For several months, your body has been practicing for the day in which it goes into labor. The strange thing is, you might have not even known it! Contractions can start off unnoticeable or can start off strong and painful.
True contractions often begin in the back and radiate around to the lower abdomen. They can also start low around the pelvic region and then move towards the chest. During a contraction, you may find that it is hard to breathe or even walk. The best way to describe the pressure that occurs during a true contraction is to imagine having a 200lb person sitting on your chest then suddenly jumping off.
Cervical changes include dilating, effacing and lowering. Most women do not realize that it is safe to check your own cervix. Monitoring for changes will help you identify when you are going into labor since you can tell when your cervix is dilating.
To check your cervix, first wash your hands thoroughly. Find a comfortable position that places your cervix in the best position possible for a self-examination. People who check their own cervix suggest either sitting on a toilet with your legs spread or laying on your back with your hips elevated.

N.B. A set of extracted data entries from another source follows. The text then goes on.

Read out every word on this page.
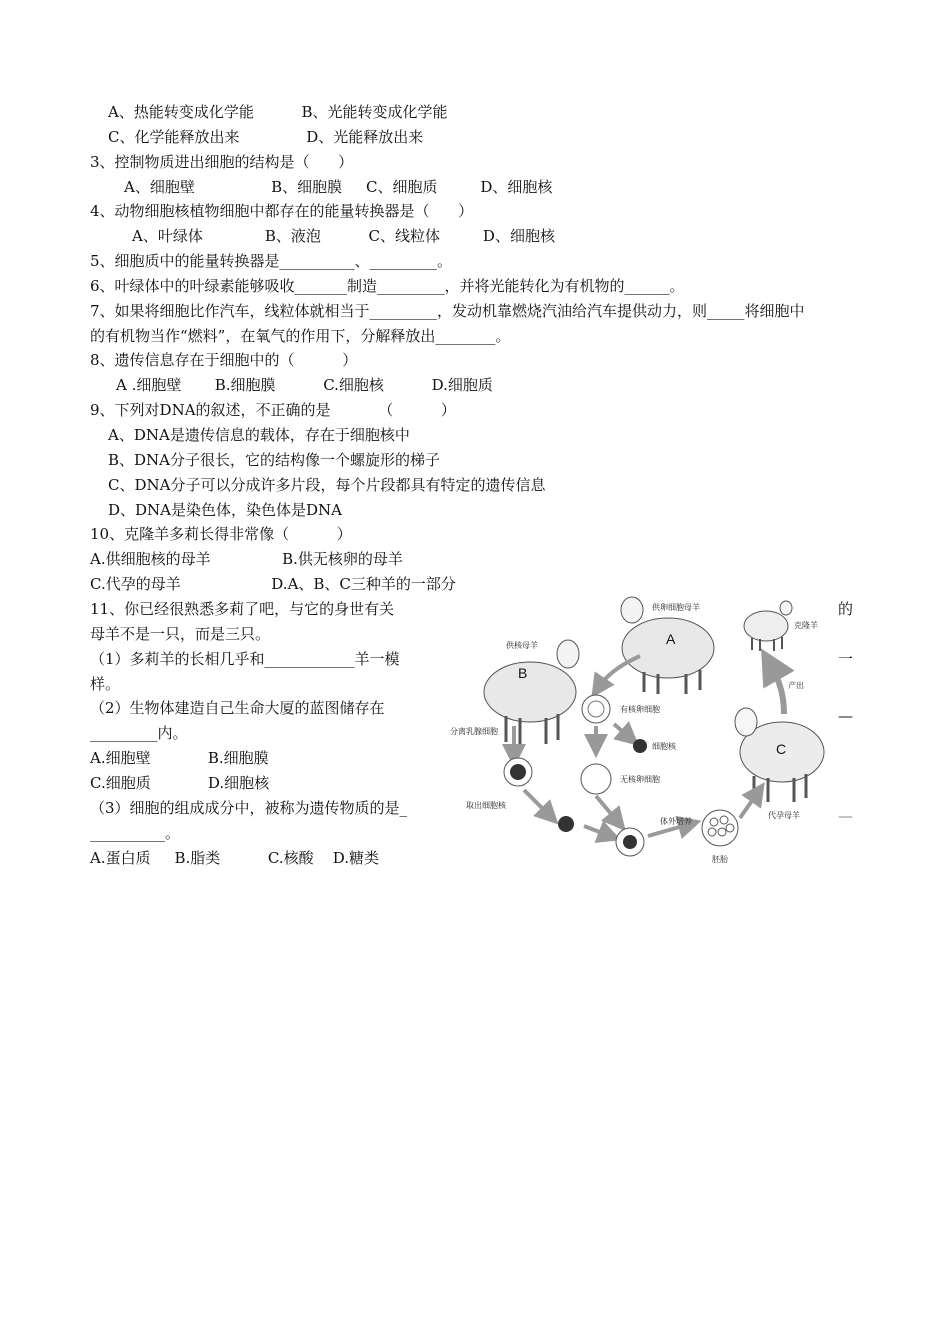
A、热能转变成化学能          B、光能转变成化学能
C、化学能释放出来              D、光能释放出来
3、控制物质进出细胞的结构是（      ）
A、细胞壁                B、细胞膜     C、细胞质         D、细胞核
4、动物细胞核植物细胞中都存在的能量转换器是（      ）
A、叶绿体             B、液泡          C、线粒体         D、细胞核
5、细胞质中的能量转换器是__________、_________。
6、叶绿体中的叶绿素能够吸收_______制造_________，并将光能转化为有机物的______。
7、如果将细胞比作汽车，线粒体就相当于_________，发动机靠燃烧汽油给汽车提供动力，则_____将细胞中
的有机物当作“燃料”，在氧气的作用下，分解释放出________。
8、遗传信息存在于细胞中的（          ）
A .细胞壁       B.细胞膜          C.细胞核          D.细胞质
9、下列对DNA的叙述，不正确的是          （          ）
A、DNA是遗传信息的载体，存在于细胞核中
B、DNA分子很长，它的结构像一个螺旋形的梯子
C、DNA分子可以分成许多片段，每个片段都具有特定的遗传信息
D、DNA是染色体，染色体是DNA
10、克隆羊多莉长得非常像（          ）
A.供细胞核的母羊               B.供无核卵的母羊
C.代孕的母羊                   D.A、B、C三种羊的一部分
11、你已经很熟悉多莉了吧，与它的身世有关
母羊不是一只，而是三只。
（1）多莉羊的长相几乎和____________羊一模
样。
（2）生物体建造自己生命大厦的蓝图储存在
_________内。
A.细胞壁            B.细胞膜
C.细胞质            D.细胞核
（3）细胞的组成成分中，被称为遗传物质的是_
__________。
A.蛋白质     B.脂类          C.核酸    D.糖类
的
一
—
—
B
供核母羊	A
供卵细胞母羊
克隆羊
C
代孕母羊
产出
有核卵细胞
细胞核
无核卵细胞
分离乳腺细胞
取出细胞核
体外培养
胚胎
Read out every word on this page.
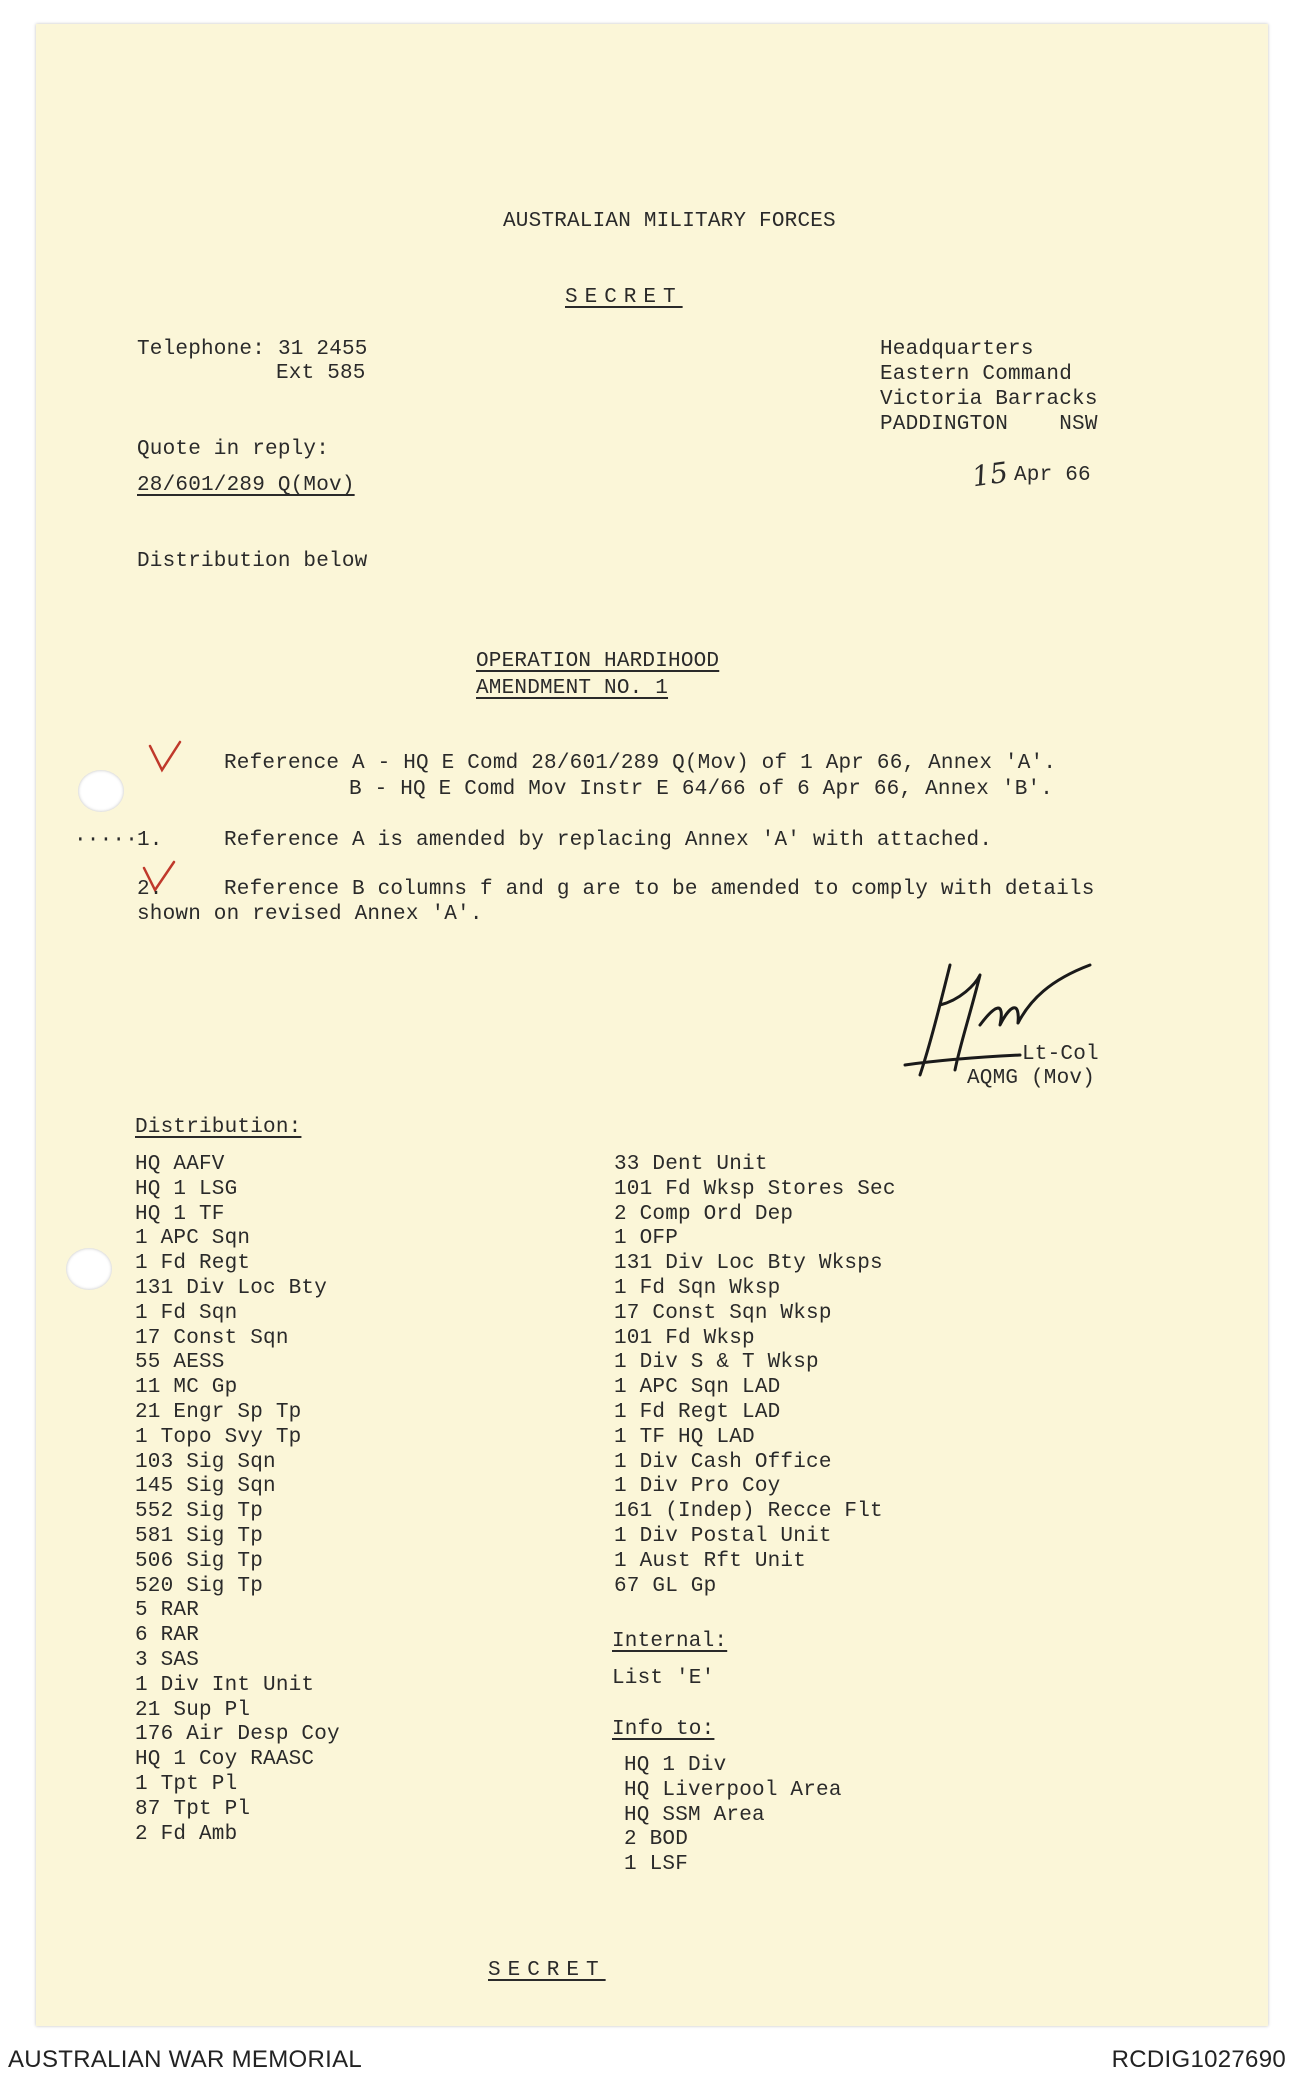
AUSTRALIAN MILITARY FORCES
SECRET
Telephone: 31 2455
Ext 585
Quote in reply:
28/601/289 Q(Mov)
Distribution below
Headquarters
Eastern Command
Victoria Barracks
PADDINGTON    NSW
15 Apr 66
OPERATION HARDIHOOD
AMENDMENT NO. 1
Reference A - HQ E Comd 28/601/289 Q(Mov) of 1 Apr 66, Annex 'A'.
B - HQ E Comd Mov Instr E 64/66 of 6 Apr 66, Annex 'B'.
·····
1.	Reference A is amended by replacing Annex 'A' with attached.
2.	Reference B columns f and g are to be amended to comply with details
shown on revised Annex 'A'.
Lt-Col
AQMG (Mov)
Distribution:
HQ AAFV
HQ 1 LSG
HQ 1 TF
1 APC Sqn
1 Fd Regt
131 Div Loc Bty
1 Fd Sqn
17 Const Sqn
55 AESS
11 MC Gp
21 Engr Sp Tp
1 Topo Svy Tp
103 Sig Sqn
145 Sig Sqn
552 Sig Tp
581 Sig Tp
506 Sig Tp
520 Sig Tp
5 RAR
6 RAR
3 SAS
1 Div Int Unit
21 Sup Pl
176 Air Desp Coy
HQ 1 Coy RAASC
1 Tpt Pl
87 Tpt Pl
2 Fd Amb
33 Dent Unit
101 Fd Wksp Stores Sec
2 Comp Ord Dep
1 OFP
131 Div Loc Bty Wksps
1 Fd Sqn Wksp
17 Const Sqn Wksp
101 Fd Wksp
1 Div S & T Wksp
1 APC Sqn LAD
1 Fd Regt LAD
1 TF HQ LAD
1 Div Cash Office
1 Div Pro Coy
161 (Indep) Recce Flt
1 Div Postal Unit
1 Aust Rft Unit
67 GL Gp
Internal:
List 'E'
Info to:
HQ 1 Div
HQ Liverpool Area
HQ SSM Area
2 BOD
1 LSF
SECRET
AUSTRALIAN WAR MEMORIAL	RCDIG1027690
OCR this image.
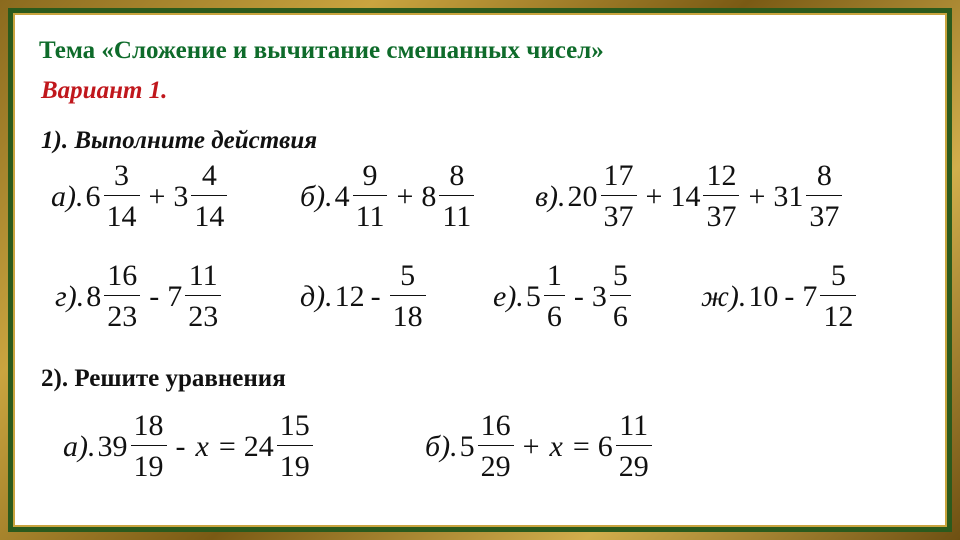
Тема «Сложение и вычитание смешанных чисел»
Вариант 1.
1). Выполните действия
а). $6 \frac{3}{14} + 3 \frac{4}{14} б$). $4 \frac{9}{11} + 8 \frac{8}{11} в$). $20 \frac{17}{37} + 14 \frac{12}{37} + 31 \frac{8}{37}$
г). $8 \frac{16}{23} - 7 \frac{11}{23}$	д). $12 - \frac{5}{18} е$). $5 \frac{1}{6} - 3 \frac{5}{6} ж$). $10 - 7 \frac{5}{12}$
2). Решите уравнения
а). $39 \frac{18}{19} - x = 24 \frac{15}{19}$	б). $5 \frac{16}{29} + x = 6 \frac{11}{29}$
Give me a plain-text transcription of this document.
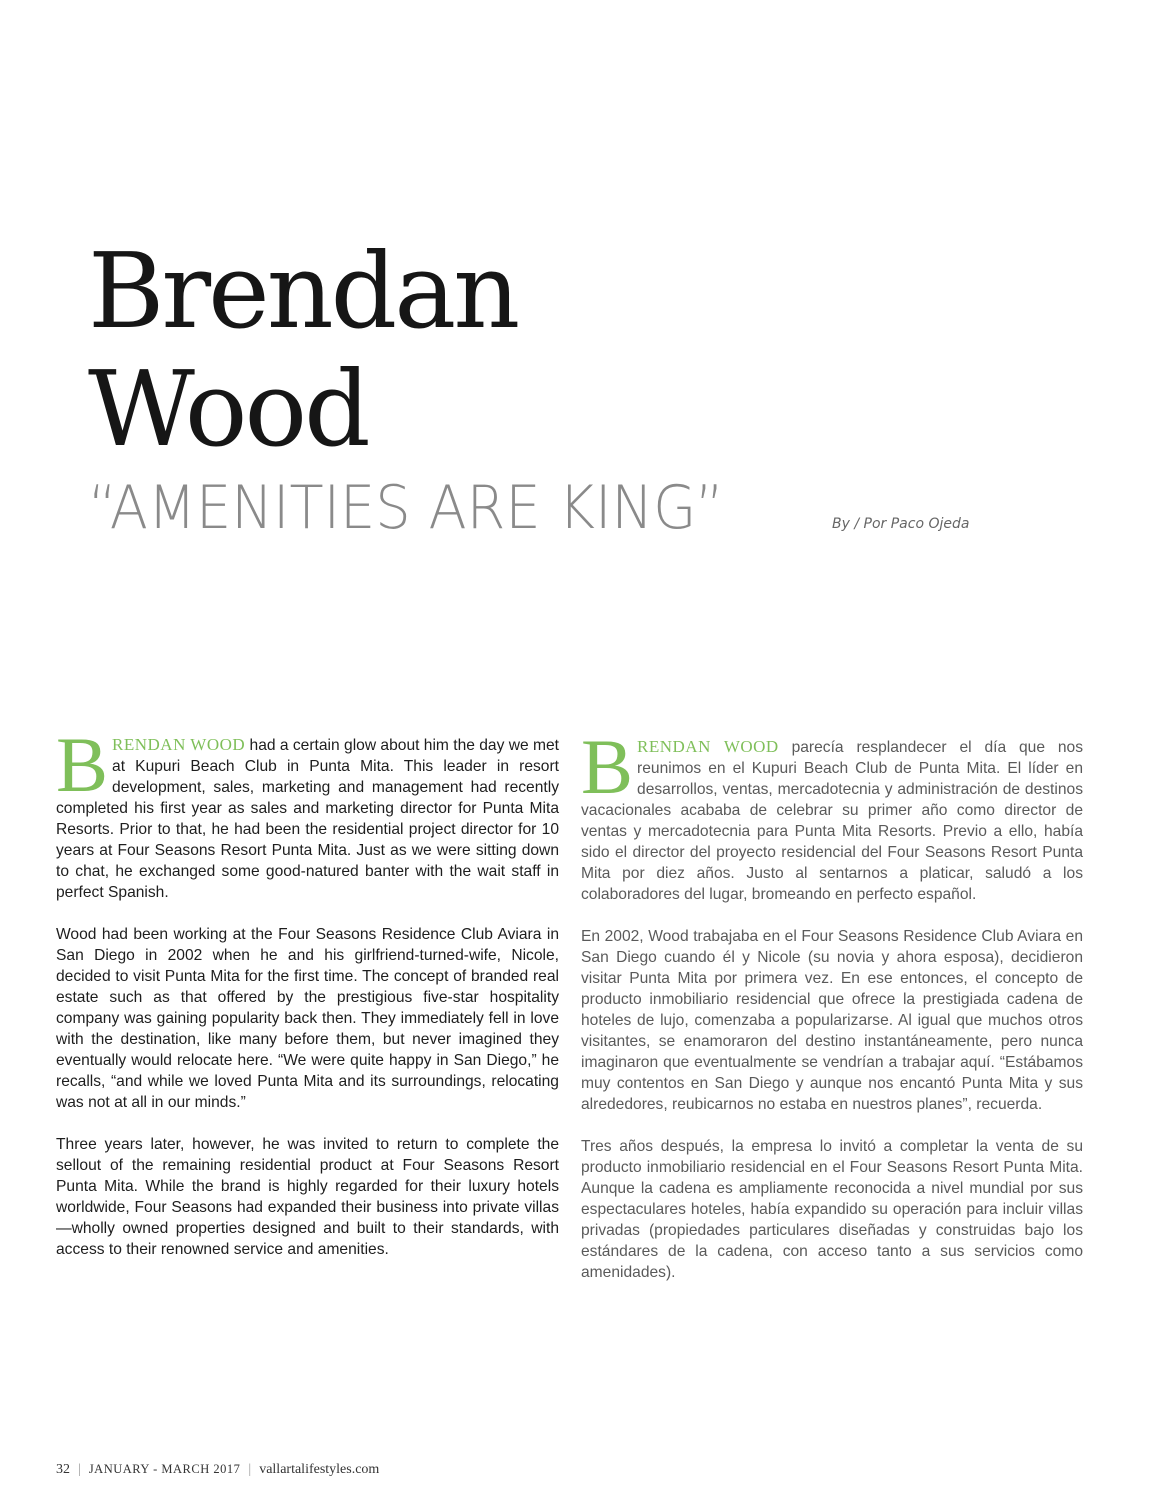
Brendan
Wood
“AMENITIES ARE KING”	By / Por Paco Ojeda

BRENDAN WOOD had a certain glow about him the day we met at Kupuri Beach Club in Punta Mita. This leader in resort development, sales, marketing and management had recently completed his first year as sales and marketing director for Punta Mita Resorts. Prior to that, he had been the residential project director for 10 years at Four Seasons Resort Punta Mita. Just as we were sitting down to chat, he exchanged some good-natured banter with the wait staff in perfect Spanish.

Wood had been working at the Four Seasons Residence Club Aviara in San Diego in 2002 when he and his girlfriend-turned-wife, Nicole, decided to visit Punta Mita for the first time. The concept of branded real estate such as that offered by the prestigious five-star hospitality company was gaining popularity back then. They immediately fell in love with the destination, like many before them, but never imagined they eventually would relocate here. “We were quite happy in San Diego,” he recalls, “and while we loved Punta Mita and its surroundings, relocating was not at all in our minds.”

Three years later, however, he was invited to return to complete the sellout of the remaining residential product at Four Seasons Resort Punta Mita. While the brand is highly regarded for their luxury hotels worldwide, Four Seasons had expanded their business into private villas—wholly owned properties designed and built to their standards, with access to their renowned service and amenities.

BRENDAN WOOD parecía resplandecer el día que nos reunimos en el Kupuri Beach Club de Punta Mita. El líder en desarrollos, ventas, mercadotecnia y administración de destinos vacacionales acababa de celebrar su primer año como director de ventas y mercadotecnia para Punta Mita Resorts. Previo a ello, había sido el director del proyecto residencial del Four Seasons Resort Punta Mita por diez años. Justo al sentarnos a platicar, saludó a los colaboradores del lugar, bromeando en perfecto español.

En 2002, Wood trabajaba en el Four Seasons Residence Club Aviara en San Diego cuando él y Nicole (su novia y ahora esposa), decidieron visitar Punta Mita por primera vez. En ese entonces, el concepto de producto inmobiliario residencial que ofrece la prestigiada cadena de hoteles de lujo, comenzaba a popularizarse. Al igual que muchos otros visitantes, se enamoraron del destino instantáneamente, pero nunca imaginaron que eventualmente se vendrían a trabajar aquí. “Estábamos muy contentos en San Diego y aunque nos encantó Punta Mita y sus alrededores, reubicarnos no estaba en nuestros planes”, recuerda.

Tres años después, la empresa lo invitó a completar la venta de su producto inmobiliario residencial en el Four Seasons Resort Punta Mita. Aunque la cadena es ampliamente reconocida a nivel mundial por sus espectaculares hoteles, había expandido su operación para incluir villas privadas (propiedades particulares diseñadas y construidas bajo los estándares de la cadena, con acceso tanto a sus servicios como amenidades).

32 | JANUARY - MARCH 2017 | vallartalifestyles.com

Insert two fingers inside of the vagina and gently move towards the back. The cervix will block your fingers from proceeding further. It will feel like a sponge with an indentation or slit in the middle. To determine if you are dilated or how dilated you currently are, measure with your two fingertips how open the slit is. Note the estimated width and then remove your fingers. Compare your measurements with your fingertips – each fingertip is considered one centimeter. For someone that is 2cm and under, you should be able to make the determination quickly since you inserted two fingers.
When a woman asks, "What are some signs I am in labor?", remember the 5 common ones: mucus plug dislodges, bloody show, diarrhea, contractions and cervical changes.